We saw this pattern in some the mills in Lowell, MA. First they hired farm girls from New England. The mill owners set up respectable housing, medical care, newspapers, schools, church. It was a planned city. But it got to be too expensive. They looked for cheaper labor and brought in the Irish who had to settle in the Acre, just outside the city of Lowell. Then that got too expensive and they brought in the Greeks. Next the French Canadians, then the southeast Asians. Eventually those jobs moved south and then offshore—always in the quest for cheaper labor.
The slaves in our midst are the most vulnerable members of our society. Imagine coming to this country with the promise of it being better. A land where everyone is entitled to life, liberty and the pursuit of happiness. Imagine being told that if you pay 5000—all your life savings you will be escorted through the process. Imagine being robbed but you get here anyway. Imagine being kept in a locked apartment with 25 other women forced to work in the sweat shops that still exist. Or worse. Imagine you break free. Imagine now you are a hotel worker—with a child, but being able to afford a home of your own. Imagine parking your car under a street light, leaving your child sleeping and going to clean hotel rooms for people who have not only a home but enough discretionary income to afford a vacation. Imagine trying to get that child into public school without a real address. Imagine not being able to heat up a meal or open a can. Imagine.

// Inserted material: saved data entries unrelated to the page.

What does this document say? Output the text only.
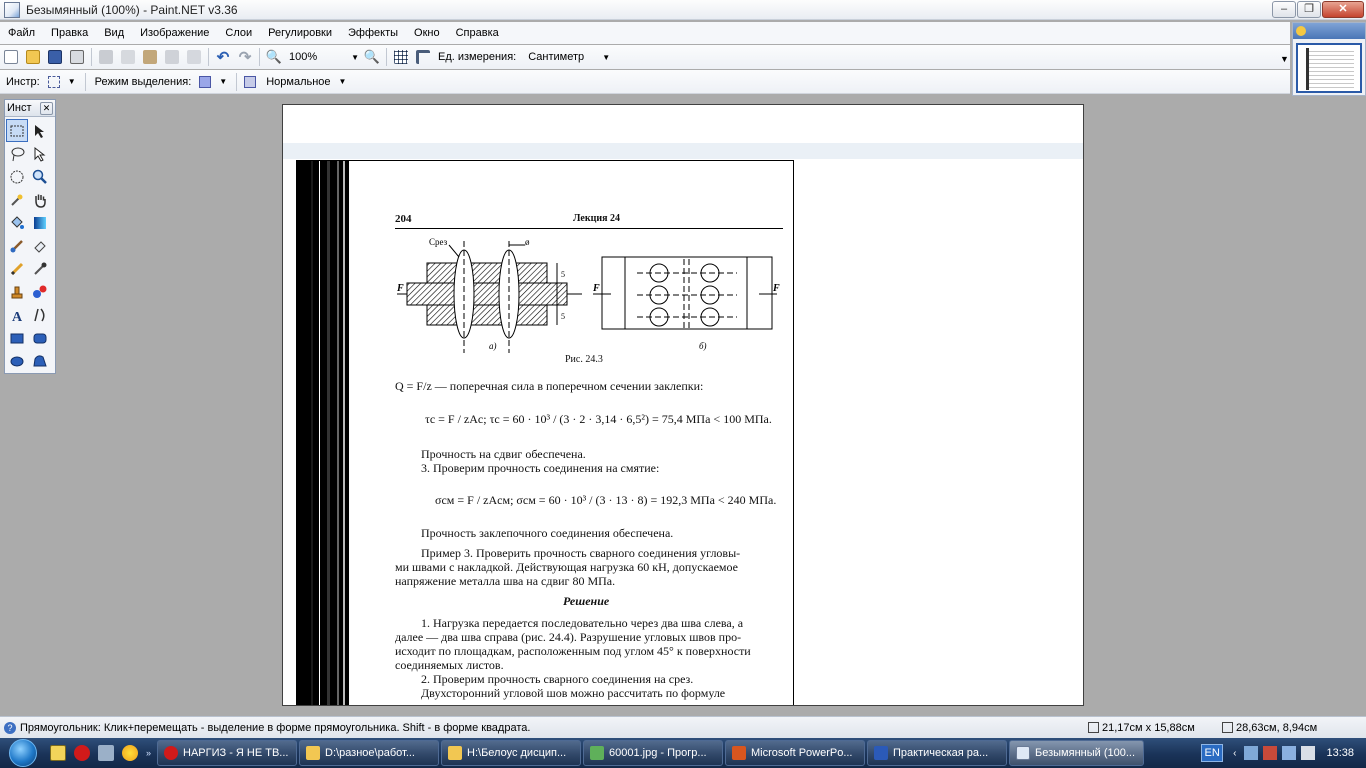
Безымянный (100%) - Paint.NET v3.36	–	❐	✕
Файл	Правка	Вид	Изображение	Слои	Регулировки	Эффекты	Окно	Справка
↶ ↷ 🔍 100%	▼ 🔍	Ед. измерения: Сантиметр ▼
Инстр:	▼ Режим выделения:	▼	Нормальное ▼
▼
204	Лекция 24
Срез	ø
F	F	F
5
5
а)	б)
Рис. 24.3
Q = F/z — поперечная сила в поперечном сечении заклепки:
τc = F / zAc; τc = 60 · 10³ / (3 · 2 · 3,14 · 6,5²) = 75,4 МПа < 100 МПа.
Прочность на сдвиг обеспечена.
3. Проверим прочность соединения на смятие:
σсм = F / zAсм; σсм = 60 · 10³ / (3 · 13 · 8) = 192,3 МПа < 240 МПа.
Прочность заклепочного соединения обеспечена.
Пример 3. Проверить прочность сварного соединения угловы-
ми швами с накладкой. Действующая нагрузка 60 кН, допускаемое
напряжение металла шва на сдвиг 80 МПа.
Решение
1. Нагрузка передается последовательно через два шва слева, а
далее — два шва справа (рис. 24.4). Разрушение угловых швов про-
исходит по площадкам, расположенным под углом 45° к поверхности
соединяемых листов.
2. Проверим прочность сварного соединения на срез.
Двухсторонний угловой шов можно рассчитать по формуле
Инст	✕
A
? Прямоугольник: Клик+перемещать - выделение в форме прямоугольника. Shift - в форме квадрата.	21,17см x 15,88см	28,63см, 8,94см
»	НАРГИЗ - Я НЕ ТВ...	D:\разное\работ...	Н:\Белоус дисцип...	60001.jpg - Прогр...	Microsoft PowerPo...	Практическая ра...	Безымянный (100...	EN	‹	13:38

You may think this is depressing. It is. You may think we don’t have slaves per se in Elgin. I would urge you to think again. You may be thinking but what can we as individuals do. Nicholas Krisoff the columnist for the New York Times, together with his wife wrote a book about these and other topics, “Women Hold Up Half the Sky.” It is a painful book to read but well worth it. At the very end he list things that we can do.
My own personal list includes:
Support legislation aimed at improving the lives of victims of human trafficking.
Support companies that do not use slave-made goods. Free2Work.org rates companies based on the transparency of their supply chain.
When possible by Fair Trade products. There is even a campaign to buy Fair Trade chocolate gelt this Chanukah. I buy Fair Trade coffee and one of my favorites is one called Delicious Peace from Uganda and a cooperative of Jews, Christians and Muslims working together. I hope we can get some of that coffee here. I know that the Sisterhood gift shop already considers Fair Trade options. The kippah I am wearing I bought during my demo weekend precisely because it is fair trade and made in Guatemala.
Work to make sure that human rights are not violated on either side of the Israeli-Palestinian conflict. Rabbis for Human Rights got their start protesting the destruction of ancient olive tress in the West Bank. This act of destruction is a violation of human rights and a violation of halacha as outlined in Deuteronomy 20 which talks about not cutting down fruit trees when you siege a city. At this season of Chanukah, the symbol of an olive tree, sign of peace and needed for production of olive oil which we need to keep the eternal light burning is especially apt. Supporting Rabbis for Human Rights is a way to look at the miracle of Chanukah and its oil without maybe shattering my diet with all the fried food.
Chocolate drizzle is a privilege, not a right. Joseph was dreamer. Joseph was a slave. Joseph became a great leader and his dreams and his leadership made sure that eventually people would not be sold into slavery. May it be so, speedily and in our day. Amen.